Dunkirk Town Fortifications

The main walls of Vauban's fortress of Dunkirk were based on the Spanish fortifications constructed in the 1640s. The Spanish trace was formed of 10 bastions in an oval shape surrounding the town, with its medieval walls, and the harbour. By the time the French came into possession of Dunkirk in 1662 there were a number of demi-lunes and a covered way, but most of the outworks were probably still made of earth.

Vauban left the existing bastions mostly as they were, but extensively remodelled the outworks. He moved the demi-lunes further from the main wall, widening the ditch and building a strong covered way. The south-east section of the defences was strengthened even more by a second covered way and a hornwork flanked by two lunettes.

The most vulnerable part of the town's defences was the point where the walls met the harbour mouth. At this point, known as the Tête de Nieuport, an enemy could make use of the sand dunes to move along the shore without being seen from the walls. To offset this weakness, there were extensive cavaliers (extra tiers of guns) on top of the three bastions closest to the dunes. These bastions were also protected by two false brays. The central of these three bastions, the Bastion du Château had a lunette in front of it. The dunes themselves were covered by the Fort de Revers.

The east gate of Dunkirk, called the Porte de Nieuport, was protected by a double demi-lune and the hornwork. To enter by this gate travellers had to cross four bridges over the flooded ditches. This sector of the defences faced ground that was relatively dry and faced towards the frontier (away from France). For these reasons, the area would have made a good approach for an attacking army, which no doubt caused Vauban to add these extra layers of defences.

On the south side of the town stood the main entrance to the fortress, the Porte Royale. This so-called royal gate was embellished with architectural decorations, since it was the gate that the king and other important visitors from Paris were most likely to use. As with the Porte de Nieuport, the Porte Royale was protected by a double demi-lune. There were two guardhouses half-way along the bridge to the gate itself, so that traffic into and out of the fortress could be controlled by the garrison.

Either side of the Porte Royale were two water gates, arches in the wall through which waterways entered the town. These were the Canal de Furnes from the east and the Canal de Bergues from the south. The canals were important for navigation and for maintaining the water level in the flooded ditches around the fortifications. Where the canals crossed a ditch, there was a specical dam, called a "bartardeau" on both sides. The batardeaux had sluice gates which allowed the water levels in the ditches to be controlled. The bartardeaux effectively created bridges across the ditches, so they had a sharp ridge along the top to prevent an attacker from using them to reach the walls. In the centre of each batardeau was a "dame", a wide round pillar that formed a barrier to anyone trying to cross it.

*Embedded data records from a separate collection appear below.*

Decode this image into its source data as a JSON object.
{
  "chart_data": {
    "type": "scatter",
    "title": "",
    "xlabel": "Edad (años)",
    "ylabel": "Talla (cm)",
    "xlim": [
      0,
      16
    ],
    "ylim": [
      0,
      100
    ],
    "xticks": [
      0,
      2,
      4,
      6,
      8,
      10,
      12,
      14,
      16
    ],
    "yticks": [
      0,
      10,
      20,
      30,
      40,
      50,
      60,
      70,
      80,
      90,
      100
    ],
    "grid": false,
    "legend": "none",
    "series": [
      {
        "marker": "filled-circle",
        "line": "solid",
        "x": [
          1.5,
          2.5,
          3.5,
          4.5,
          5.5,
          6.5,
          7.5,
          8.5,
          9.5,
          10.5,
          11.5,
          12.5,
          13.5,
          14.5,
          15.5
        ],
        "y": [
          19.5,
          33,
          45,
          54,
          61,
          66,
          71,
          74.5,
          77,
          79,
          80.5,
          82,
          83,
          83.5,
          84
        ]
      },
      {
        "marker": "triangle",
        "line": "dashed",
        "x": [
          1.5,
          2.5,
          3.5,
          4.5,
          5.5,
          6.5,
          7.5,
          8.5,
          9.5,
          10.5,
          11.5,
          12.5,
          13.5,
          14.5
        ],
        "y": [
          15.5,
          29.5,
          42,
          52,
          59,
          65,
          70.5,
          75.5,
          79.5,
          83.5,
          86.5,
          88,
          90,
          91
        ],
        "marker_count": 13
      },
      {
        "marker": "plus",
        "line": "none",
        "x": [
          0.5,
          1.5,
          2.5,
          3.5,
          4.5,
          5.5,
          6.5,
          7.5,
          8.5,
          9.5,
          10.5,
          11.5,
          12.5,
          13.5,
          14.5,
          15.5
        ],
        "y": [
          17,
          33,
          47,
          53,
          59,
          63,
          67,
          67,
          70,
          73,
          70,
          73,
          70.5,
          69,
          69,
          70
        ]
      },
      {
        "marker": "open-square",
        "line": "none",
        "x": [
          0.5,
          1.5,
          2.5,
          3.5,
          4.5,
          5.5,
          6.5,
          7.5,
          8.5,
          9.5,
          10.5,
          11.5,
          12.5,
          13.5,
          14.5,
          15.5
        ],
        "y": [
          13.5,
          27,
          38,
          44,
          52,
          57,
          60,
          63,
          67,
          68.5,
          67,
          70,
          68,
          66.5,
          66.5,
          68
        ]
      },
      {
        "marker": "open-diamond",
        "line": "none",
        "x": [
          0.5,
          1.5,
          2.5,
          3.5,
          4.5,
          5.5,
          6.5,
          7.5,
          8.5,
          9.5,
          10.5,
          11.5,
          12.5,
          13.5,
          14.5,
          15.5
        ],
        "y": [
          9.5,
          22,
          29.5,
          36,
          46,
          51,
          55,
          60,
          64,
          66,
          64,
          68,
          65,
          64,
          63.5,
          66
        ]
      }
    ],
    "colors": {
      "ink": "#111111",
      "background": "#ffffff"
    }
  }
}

Before entering the town, the two canals ran parallel for a short distance. The ground between the canals was the site of an advanced covered way and an earthwork defence line. Outer layers of defences and isolated outworks like this were a feature of Dunkirk's fortifications. The goal was to protect key waterways and delay the enemy as much as possible during a siege.

Inside the town itself, the old medieval walls on the landward side were demolished to make room for more houses. Next to the harbour the medieval wall was left in place, perhaps so that traffic to and from the quays would have to pass through the gates and could be controlled more easily.

At the edges of the town, just behind the ramparts, a series of barrack buildings were construced. The barracks provided permanent accommodation for the garrison, which had previously been billeted with the townspeople. Their location close to the walls meant that the soldiers could be deployed quickly in case of an attack. Similarly, many of the bastions were equipped with their own small gunpowder magazine. In a large fortress like Dunkirk the distance to the main magazine could be significant, so these so-called "ready magazines" were a way of safely storing the powder close to where it was needed.